Benefiting from the exceptional moment of Marxist internationalism in a realm usually dominated by ethnic Russians, this Caucasian, pockmarked and compact, with a withered arm, a Marxist-Leninist fanatic who always spoke Russian with a heavy accent, now ruled the tsar’s empire. But within the Party Stalin’s comrades mocked his obscurity, challenged his dictatorship, questioned his collectivization and, he believed, encouraged his manic-depressive wife, Nadezhda, to commit suicide. If Russia faced a new war against Hitler, Stalin needed to enforce total supremacy. Killing was his way to do it. ‘Our system,’ he told a confidant, ‘is bloodletting,’ later explaining that his method was ‘quicker but requires more blood’.

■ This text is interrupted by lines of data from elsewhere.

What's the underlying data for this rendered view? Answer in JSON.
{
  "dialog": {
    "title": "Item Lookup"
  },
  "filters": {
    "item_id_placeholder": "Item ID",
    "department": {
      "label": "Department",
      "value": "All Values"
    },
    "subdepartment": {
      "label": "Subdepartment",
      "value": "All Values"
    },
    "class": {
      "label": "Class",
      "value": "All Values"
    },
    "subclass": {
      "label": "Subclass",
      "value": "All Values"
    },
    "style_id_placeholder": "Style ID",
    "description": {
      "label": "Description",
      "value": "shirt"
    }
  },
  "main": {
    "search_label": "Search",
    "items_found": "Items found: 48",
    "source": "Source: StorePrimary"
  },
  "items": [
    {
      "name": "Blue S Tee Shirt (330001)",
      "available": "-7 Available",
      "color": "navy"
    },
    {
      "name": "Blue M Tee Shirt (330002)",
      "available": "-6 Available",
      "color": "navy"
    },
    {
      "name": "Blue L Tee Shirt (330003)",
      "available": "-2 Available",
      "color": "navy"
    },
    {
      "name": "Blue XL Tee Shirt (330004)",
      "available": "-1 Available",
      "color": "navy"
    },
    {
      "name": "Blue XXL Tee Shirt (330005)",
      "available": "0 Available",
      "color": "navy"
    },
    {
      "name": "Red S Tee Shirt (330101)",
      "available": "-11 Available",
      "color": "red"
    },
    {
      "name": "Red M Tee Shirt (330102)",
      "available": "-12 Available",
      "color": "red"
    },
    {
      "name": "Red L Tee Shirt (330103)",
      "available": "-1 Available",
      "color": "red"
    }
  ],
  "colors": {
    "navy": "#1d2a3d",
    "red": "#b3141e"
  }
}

Five months after the Night of the Long Knives, on 1 December 1934, Stalin’s ally and Leningrad (formerly Petrograd) leader Sergei Kirov was assassinated, most likely by an unstable comrade whose wife he had seduced – though it also possible that Stalin organized it. Always a master improviser, Stalin took emergency powers and launched a Terror, ordering arrests, deportations and killings to purge the Party not just of traitors but even of those who might think
disloyal thoughts. Terror was part of the DNA of the Communist Party; autocracy was part of the DNA of the Russian state; and killing was Stalin’s essential political tool but also part of a personality shaped by his underground life, the savagery of the civil war and, above all, by the experience of power and insecurity in the Kremlin. Dictatorship makes its own monsters. The bizarre mayhem of the Terror was the creation of all of these, driven by Stalin’s ferocious darkness, implacable will, political skill and his cool but totally reckless violence. No great power has ever mutilated itself in such an extraordinary frenzy of chaos and murder. Suspicious of veteran Bolsheviks and generals, Stalin orchestrated a national witch-hunt, staging melodramatic show trials at which respected leaders confessed to outlandish plots. He and his NKVD commissar, a dwarfish myrmidon called Nikolai Yezhov, drew up death lists known as ‘albums’ of thousands of comrades whom Stalin often knew intimately; meanwhile hundreds of thousands of unnamed victims, singled out via quotas of place, race and background, were also targeted: in the ‘national operations’, Poles and Koreans were decimated; within the republics, the terror hit Ukrainians most intensely. The vindictive torture of old enemies, the killing of friends and families and the paranoid scenarios of lurid conspiracies all reflected the strangeness of Stalin himself, but he believed that terror was the only way to ensure total loyalty. ‘Better that ten innocent people should suffer than one spy get away,’ he said. ‘When you chop wood, chips fly.’ During his reign, eighteen million innocents passed through the atrocious GULAG camps. Starting from a mere 79,000 slave labourers in 1930, rising to a million in 1935 and around seven million by 1938, these slaves toiled on canals or in mines; yet, as in the American south, slavery was not only diabolical but economically inefficient. During 1936–8, a million victims were officially liquidated but real numbers were much higher. Forty thousand officers were executed, including three out of the five marshals. The total killed during Stalin’s rule will never be known but it was probably close to twenty million.Watching Stalin’s self-destructive ‘meatgrinder’, Hitler was convinced that the Soviet Union had been severely weakened. He revelled in the messianic mystical union of Volk und Führer
, performing at vast theatrical rallies at Nuremberg. ‘Once in the days of yore you heard the voice of a man,’ Hitler told the rally in September 1936, ‘and … it awakened you, and you followed it … When we meet here we are suffused with wonder at our coming together. Not all of you can see me, and I can’t see all of you. But I can feel you, and you can feel me.’ETHIOPIA WITH OR WITHOUT ETHIOPIANS: HAILE SELASSIE AND MUSSOLINI
In December 1934, as the Führer turned to Europe and Stalin launched his Terror, the Duce turned to Ethiopia to avenge Adowa.
Five years earlier, its thirty-seven-year-old regent, Ras Tafari, had been crowned as Negus Negust
Haile Selassie in St George’s, Addis, a ceremony attended for the first time by guests from all the European powers, designed to dazzle with traditional Ethiopian glory and independent modernity. Haile Selassie annexed the last of the Muslim sultanates and created a constitution with an assembly that established an absolutist monarchy.* But Ethiopia’s position between Italian Eritrea and Somaliland made it an ideal place to launch Mussolini’s new Roman empire.‘Only he and I knew what was going to happen,’ boasted General Emilio De Bono, promising the Duce that its conquest ‘wouldn’t be difficult’.
‘Full speed ahead,’ ordered Mussolini.